Demgegenüber wird der Nematode Caenorhabditis elegans für die genetische Analyse komplexer Gehirnleistungen nicht herangezogen werden können, da er nur 302 Nervenzellen und im eigentlichen Sinne kein Gehirn besitzt. Aber grundlegende Fragen nach der genetischen Festlegung zentralnervöser Strukturen und Funktionen können an ihm gerade wegen seiner Einfachheit und wegen des festgelegten Zellstammbaums und der Detailkenntnis seiner Anatomie gut untersucht werden. Der Nematode wurde Anfang der 60er Jahre von Sydney Brenner als genetisches Modellsystem auserkoren. Es zeigte sich sehr bald, daß diese Wahl gut getroffen war. Caenorhabditis elegans ist heute ohne Frage das am besten verstandene eukaryotische Tier.

Es ist davon auszugehen, daß durch die Ausarbeitung von Transformationssystemen die Funktion von Genen in Zukunft an immer mehr Tierarten testbar wird. Die modernen gentechnologischen Methoden bedeuten eine Befreiung von den Fesseln der Formalgenetik, weshalb zunehmend neben der Eignung für Züchtungsgenetik andere Kriterien bei der Auswahl von Modellorganismen in den Blickpunkt rücken.
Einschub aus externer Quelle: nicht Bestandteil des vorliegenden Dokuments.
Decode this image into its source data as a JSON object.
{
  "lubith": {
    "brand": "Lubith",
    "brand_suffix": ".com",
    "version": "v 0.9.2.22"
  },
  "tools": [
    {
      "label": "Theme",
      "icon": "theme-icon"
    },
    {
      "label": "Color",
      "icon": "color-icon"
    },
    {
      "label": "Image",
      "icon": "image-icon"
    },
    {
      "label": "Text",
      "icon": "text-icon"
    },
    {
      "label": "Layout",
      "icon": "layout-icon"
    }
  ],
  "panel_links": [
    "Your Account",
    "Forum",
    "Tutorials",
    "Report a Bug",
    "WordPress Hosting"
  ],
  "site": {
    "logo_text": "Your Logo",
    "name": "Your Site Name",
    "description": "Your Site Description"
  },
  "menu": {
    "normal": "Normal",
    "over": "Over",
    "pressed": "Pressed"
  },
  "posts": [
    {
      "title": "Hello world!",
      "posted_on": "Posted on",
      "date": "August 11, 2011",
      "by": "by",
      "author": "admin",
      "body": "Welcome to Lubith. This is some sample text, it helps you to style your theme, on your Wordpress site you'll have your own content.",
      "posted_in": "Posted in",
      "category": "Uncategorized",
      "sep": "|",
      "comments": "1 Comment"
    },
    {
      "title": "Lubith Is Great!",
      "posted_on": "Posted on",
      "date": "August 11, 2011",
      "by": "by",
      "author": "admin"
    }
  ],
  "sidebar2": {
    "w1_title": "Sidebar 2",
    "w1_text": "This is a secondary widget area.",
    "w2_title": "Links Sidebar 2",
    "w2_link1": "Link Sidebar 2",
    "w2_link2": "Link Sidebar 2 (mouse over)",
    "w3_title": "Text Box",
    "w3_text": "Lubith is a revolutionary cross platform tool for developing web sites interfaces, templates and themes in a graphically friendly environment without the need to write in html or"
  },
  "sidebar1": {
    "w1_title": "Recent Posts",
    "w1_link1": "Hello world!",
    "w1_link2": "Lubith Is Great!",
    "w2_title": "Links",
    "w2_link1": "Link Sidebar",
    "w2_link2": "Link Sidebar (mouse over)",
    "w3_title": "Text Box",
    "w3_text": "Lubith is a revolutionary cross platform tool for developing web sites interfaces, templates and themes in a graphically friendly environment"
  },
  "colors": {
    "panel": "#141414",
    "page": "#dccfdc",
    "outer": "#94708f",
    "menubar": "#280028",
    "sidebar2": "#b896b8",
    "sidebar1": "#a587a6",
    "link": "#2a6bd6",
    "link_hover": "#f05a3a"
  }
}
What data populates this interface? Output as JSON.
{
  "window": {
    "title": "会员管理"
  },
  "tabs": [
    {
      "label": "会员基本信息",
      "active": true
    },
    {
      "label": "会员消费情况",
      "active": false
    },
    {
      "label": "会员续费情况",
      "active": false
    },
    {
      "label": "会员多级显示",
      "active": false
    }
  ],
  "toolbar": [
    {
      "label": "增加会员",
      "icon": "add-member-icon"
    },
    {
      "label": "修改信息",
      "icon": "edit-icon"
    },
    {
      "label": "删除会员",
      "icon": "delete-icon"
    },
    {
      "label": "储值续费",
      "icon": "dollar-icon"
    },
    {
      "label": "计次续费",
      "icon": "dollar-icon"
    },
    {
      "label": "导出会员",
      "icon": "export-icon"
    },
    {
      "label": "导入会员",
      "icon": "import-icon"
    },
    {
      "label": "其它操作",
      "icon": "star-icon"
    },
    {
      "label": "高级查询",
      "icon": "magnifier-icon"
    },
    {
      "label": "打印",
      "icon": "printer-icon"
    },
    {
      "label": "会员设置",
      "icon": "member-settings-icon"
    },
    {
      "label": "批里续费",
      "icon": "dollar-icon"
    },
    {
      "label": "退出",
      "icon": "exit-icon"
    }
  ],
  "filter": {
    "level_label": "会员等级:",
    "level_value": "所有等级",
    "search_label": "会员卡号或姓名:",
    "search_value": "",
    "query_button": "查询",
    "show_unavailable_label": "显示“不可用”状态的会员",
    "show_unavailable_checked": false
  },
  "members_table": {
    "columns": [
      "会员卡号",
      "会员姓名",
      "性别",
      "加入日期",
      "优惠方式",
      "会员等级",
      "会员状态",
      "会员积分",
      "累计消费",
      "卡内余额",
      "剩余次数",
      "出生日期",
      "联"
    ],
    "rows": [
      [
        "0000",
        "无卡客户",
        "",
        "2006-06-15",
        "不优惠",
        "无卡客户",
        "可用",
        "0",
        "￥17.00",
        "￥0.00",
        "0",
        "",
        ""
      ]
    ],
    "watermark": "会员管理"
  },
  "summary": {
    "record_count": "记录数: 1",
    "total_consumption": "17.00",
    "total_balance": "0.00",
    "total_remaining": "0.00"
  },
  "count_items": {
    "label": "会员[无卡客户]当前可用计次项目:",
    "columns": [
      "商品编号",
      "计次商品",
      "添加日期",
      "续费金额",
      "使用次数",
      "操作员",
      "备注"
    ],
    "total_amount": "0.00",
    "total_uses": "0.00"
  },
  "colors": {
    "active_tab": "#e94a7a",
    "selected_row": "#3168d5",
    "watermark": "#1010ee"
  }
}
Die Meeresschnecke Aplysia ist ein Beispiel hierfür. Es ist gelungen, aus wenigen isolierten neurosekretorischen Riesenzellen dieses Tieres mRNA zu extrahieren und die spezifisch exprimierten Gene zu klonieren. Für einige Fragenkomplexe der Neurogenetik sind selbst Arbeiten mit Einzellern, z.B. Paramecium, relevant. Diese können, wenn es um die Funktionsweise von Ionenkanälen geht, brauchbare Modellsysteme darstellen.